I was a guest in a friend’s home for Thanksgiving this year. A wonderful event, I was the only non-blood relative among the 17, and I was welcomed like I was born into the clan. And so I got a family pack of food to go, plastic containers filled with everything for at least another meal… if not more. So gracious, so delicious.
And I got to take home the turkey carcass.
Really, my host asked if I would like the carcass. It was as if my Mom reached down from the heavenly places..”you should take it home, dear.” So I listened to the voice. Time for some home made turkey rice soup.
Squeeze everything out of everything. Mom was that way. The depression was still a part of her every day existence. Generous with and to all around her. She would squeeze value till there was no value. I didn’t really appreciate the frugal nature of it all. In fact I am the black sheep of the frugal family. The Prodigal as it were. But there is one element of my Mom’s thriftiness for which I will always be thankful, the making of stock and then soup from the leftover turkey carcass.
As an aside, I must mention that mom was not much of a cook. I mean she could do it. She just hated to do it. Swanson tv dinners, Banquet pot pies, and Campbell’s soup can recipes, these were the chef’s at our table. In the 70’s after she remarried, the microwave became the most important kitchen tool for this learned woman. And she was frugal with the use of that kitchen tool, using only enough electricity to get something warm. No need to waste extra energy to make something hot. I mention that for the benefit of family who might read this and shake their heads in knowing approval. But this is about soup. Home Made Turkey soup.
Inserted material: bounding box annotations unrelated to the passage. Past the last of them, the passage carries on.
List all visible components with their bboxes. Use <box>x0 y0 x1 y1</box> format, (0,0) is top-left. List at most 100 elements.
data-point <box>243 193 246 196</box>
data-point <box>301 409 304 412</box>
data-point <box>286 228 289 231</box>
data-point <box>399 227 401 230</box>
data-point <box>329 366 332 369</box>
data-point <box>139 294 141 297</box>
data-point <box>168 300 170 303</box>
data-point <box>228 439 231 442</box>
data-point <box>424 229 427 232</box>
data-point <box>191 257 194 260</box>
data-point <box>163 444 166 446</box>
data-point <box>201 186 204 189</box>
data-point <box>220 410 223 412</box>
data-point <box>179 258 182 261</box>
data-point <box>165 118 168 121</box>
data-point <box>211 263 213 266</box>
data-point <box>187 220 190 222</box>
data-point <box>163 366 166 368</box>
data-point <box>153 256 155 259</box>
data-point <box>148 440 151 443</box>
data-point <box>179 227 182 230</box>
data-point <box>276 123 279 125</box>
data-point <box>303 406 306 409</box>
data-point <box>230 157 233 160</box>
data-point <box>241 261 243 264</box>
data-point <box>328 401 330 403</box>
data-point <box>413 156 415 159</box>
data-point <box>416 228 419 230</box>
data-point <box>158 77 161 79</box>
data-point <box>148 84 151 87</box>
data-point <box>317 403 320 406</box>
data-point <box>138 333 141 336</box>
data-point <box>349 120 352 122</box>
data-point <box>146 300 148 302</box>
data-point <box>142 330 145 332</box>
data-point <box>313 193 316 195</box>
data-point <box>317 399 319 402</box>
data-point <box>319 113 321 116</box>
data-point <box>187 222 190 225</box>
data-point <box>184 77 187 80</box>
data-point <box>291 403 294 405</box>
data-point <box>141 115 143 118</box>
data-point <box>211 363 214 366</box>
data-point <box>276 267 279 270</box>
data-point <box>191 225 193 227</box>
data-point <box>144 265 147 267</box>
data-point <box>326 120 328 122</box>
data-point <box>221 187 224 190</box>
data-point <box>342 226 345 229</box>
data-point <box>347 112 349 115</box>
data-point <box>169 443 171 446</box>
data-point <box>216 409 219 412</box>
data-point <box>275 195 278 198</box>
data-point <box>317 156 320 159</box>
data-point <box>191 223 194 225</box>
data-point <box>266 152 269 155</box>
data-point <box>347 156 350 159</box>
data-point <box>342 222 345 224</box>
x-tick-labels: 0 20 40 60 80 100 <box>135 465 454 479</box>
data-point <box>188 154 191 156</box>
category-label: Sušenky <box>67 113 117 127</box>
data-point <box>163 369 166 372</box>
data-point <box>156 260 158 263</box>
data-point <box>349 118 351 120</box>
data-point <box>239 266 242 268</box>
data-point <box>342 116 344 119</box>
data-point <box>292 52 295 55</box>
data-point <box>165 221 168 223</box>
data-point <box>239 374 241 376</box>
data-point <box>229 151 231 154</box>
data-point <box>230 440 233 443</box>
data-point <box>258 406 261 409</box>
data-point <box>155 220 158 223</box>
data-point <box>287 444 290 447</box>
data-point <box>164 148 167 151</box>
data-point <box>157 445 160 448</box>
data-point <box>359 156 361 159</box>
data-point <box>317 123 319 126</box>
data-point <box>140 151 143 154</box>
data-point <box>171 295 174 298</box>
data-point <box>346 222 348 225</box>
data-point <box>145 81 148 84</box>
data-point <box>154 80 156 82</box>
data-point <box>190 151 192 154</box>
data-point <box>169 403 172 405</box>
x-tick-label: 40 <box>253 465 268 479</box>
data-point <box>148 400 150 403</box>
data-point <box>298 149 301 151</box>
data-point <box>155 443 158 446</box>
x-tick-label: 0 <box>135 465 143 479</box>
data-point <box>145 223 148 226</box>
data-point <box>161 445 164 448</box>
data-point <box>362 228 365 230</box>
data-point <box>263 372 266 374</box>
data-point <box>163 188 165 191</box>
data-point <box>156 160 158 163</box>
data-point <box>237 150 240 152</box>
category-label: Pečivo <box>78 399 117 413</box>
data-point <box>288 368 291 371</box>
Her second husband. Tennis and Dancing. Music and art were my mother’s passions. My mom traveled the world, over 200 countries. Seriously, as a private citizen, she was in the upper 1% of world travelers. She could do most anything she wanted to do. She could cook. It just was a waste of her time. Kitchen travels involved freezer to oven as I grew up, and then to microwave. As frozen food quality and selection increased, so did her menu choices.
But there were exceptions. And the holiday meal was one of them. I mean no meal was complete without canned cranberry jelly and freezer to table rolls and instant potatoes. But the turkey and dressing and cheesed onions were from scratch, there were no shortcuts.
And then the meal. And then the follow up. And that meant boiling and stripping the turkey carcass for what would become, and still is my favorite Mom recipe.
Mom at her Turkey soup best. With my sister Chrissie. Get all the meat off of the carcass dear. “Wow” look at all of that turkey meat. Ooo la la.” Mom (Grandma Wow) wasted nothing. And Turkey Rice soup was her annual masterpiece. An homage to waste not want not. It was glorious. It is glorious. Did I mention it was a glorious nectar.
So I was wrong when I posted earlier this week that there were no traditions to be followed in the Fulton clan. When in fact as I write this, I smell the onions, carrots, and celery in the saute, and the sage in the fresh turkey broth. I feel the bones in my fingers as I scour the boiled carcass for the last scrap of turkey meat to add to the soup.
And then I add it all together with some medium grain white rice, and ladle into the bowl. I spoon out the first taste, slowly it passes my lips, carefully, knowing that in this bowl resides a small bone or two. No matter how careful I am to strip the meat, a bone will surely follow. And I enjoy, and I remember my mother, and I smile, and I cry in a moment of tradition remembered. This soup contains the best wishbone ever… the wish you were here Mom to enjoy a bowl with me.